In Shapiro (R.), Bureau (M.-C.) et Perrenoud (M.) (dir.) L’artiste pluriel - démultiplier l’activité pour vivre de son art, éditions du Septentrion, Lille, 2009.

Les activités d’architecture font actuellement face aux contradictions internes de la profession d’architecte, prise entre la recherche de légitimité et le maintien d’une position d’élite, et aux transformations de l’action publique, avec notamment la montée de la démocratie participative. De nombreux segments d’activités existent maintenant dans le domaine de l’architecture (Tapie, 2000), mais la connaissance que nous en avons est encore un peu disparate.
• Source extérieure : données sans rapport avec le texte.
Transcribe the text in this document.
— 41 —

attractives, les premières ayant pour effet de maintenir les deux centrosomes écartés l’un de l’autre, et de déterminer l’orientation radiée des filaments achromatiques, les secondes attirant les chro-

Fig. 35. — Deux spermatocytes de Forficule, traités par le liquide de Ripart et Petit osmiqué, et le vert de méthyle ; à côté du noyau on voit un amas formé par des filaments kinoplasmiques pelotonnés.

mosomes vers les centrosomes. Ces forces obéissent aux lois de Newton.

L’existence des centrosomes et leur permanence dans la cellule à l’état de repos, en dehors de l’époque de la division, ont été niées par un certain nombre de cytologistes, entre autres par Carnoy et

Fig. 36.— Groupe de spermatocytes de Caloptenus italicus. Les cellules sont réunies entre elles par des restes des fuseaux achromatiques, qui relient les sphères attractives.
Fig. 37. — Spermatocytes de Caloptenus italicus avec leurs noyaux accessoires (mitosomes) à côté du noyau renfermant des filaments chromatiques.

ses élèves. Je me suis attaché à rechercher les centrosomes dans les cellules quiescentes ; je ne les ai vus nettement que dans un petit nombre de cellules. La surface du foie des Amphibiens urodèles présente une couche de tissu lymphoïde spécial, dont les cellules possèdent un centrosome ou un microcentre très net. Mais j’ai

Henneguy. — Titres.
Dans l’ensemble des pratiques émergentes et à la suite des Conseils en Architecture Urbanisme et Environnement (CAUE) [1], certains architectes s’associent avec des urbanistes, des artistes et des professionnels de l’éducation afin de prendre en charge des actions de sensibilisation et de participation du public. Ils ont des activités "militantes" et bénévoles ou bien des activités rémunérées, missionnées la plupart du temps par les collectivités locales. Leurs interventions portent sur des projets d’aménagement et des projets urbains, ou s’exercent auprès d’établissements scolaires et de structures issues du mouvement d’éducation populaire ou encore dans le cadre de résidences artistiques. Dans ces contextes divers, les architectes développent des pratiques s’appuyant sur leur formation d’origine mais appelant aussi d’autres domaines de compétences tels que, par exemple, l’éducation, l’animation et la médiation.

Ceci constitue une pluriactivité et engage une redéfinition des modes d’inscription de l’activité architecturale dans le champ culturel. Notre hypothèse est que cette inscription se fait notamment par le biais d’une nouvelle professionnalité, rencontre de l’expérience professionnelle avec une position reposant sur une idéologie professionnelle et un rapport aux autres professionnels du même champ. Notre recherche [2] s’appuie ici sur la réalisation d’entretiens avec des architectes socioculturels [3] qui ont contribué à la fondation d’associations ayant à la fois des activités pédagogiques et participatives dans le domaine de l’architecture. Ces entretiens, construits sur le modèle du récit biographique (Schwartz et al., 1999), permettent de mettre en valeur la trajectoire et les différents moments clés du parcours. Nous verrons particulièrement comment des expériences successives s’établissent en continuité ou en rupture avec l’exercice traditionnel du métier d’architecte.

Notes

[1Institués par la loi sur l’architecture (1977), les CAUE ont pour mission de « développer l’information et la participation du public dans le domaine de l’architecture, de l’urbanisme et de l’environnement ».

[2Ce travail s’inscrit dans le cadre d’une thèse de doctorat, réalisée au Laboratoire Espaces Travail (École doctorale Ville et Environnement, Paris 8)

[3Nous appelons les personnes interrogées « architectes » car elles ont toutes suivi une formation en école d’architecture et « socioculturels » en référence à l’éducation populaire. Cependant, ces architectes ne se revendiquent pas toujours comme tels, et la dénomination qui est protégée, fait l’objet d’un débat au sein de la profession. Pour porter le titre d’architecte, il faut avoir obtenu un diplôme reconnu par l’Etat et être inscrit sur le tableau de l’Ordre (sur environ 40 000 diplômés, 27 000 y sont actuellement inscrits).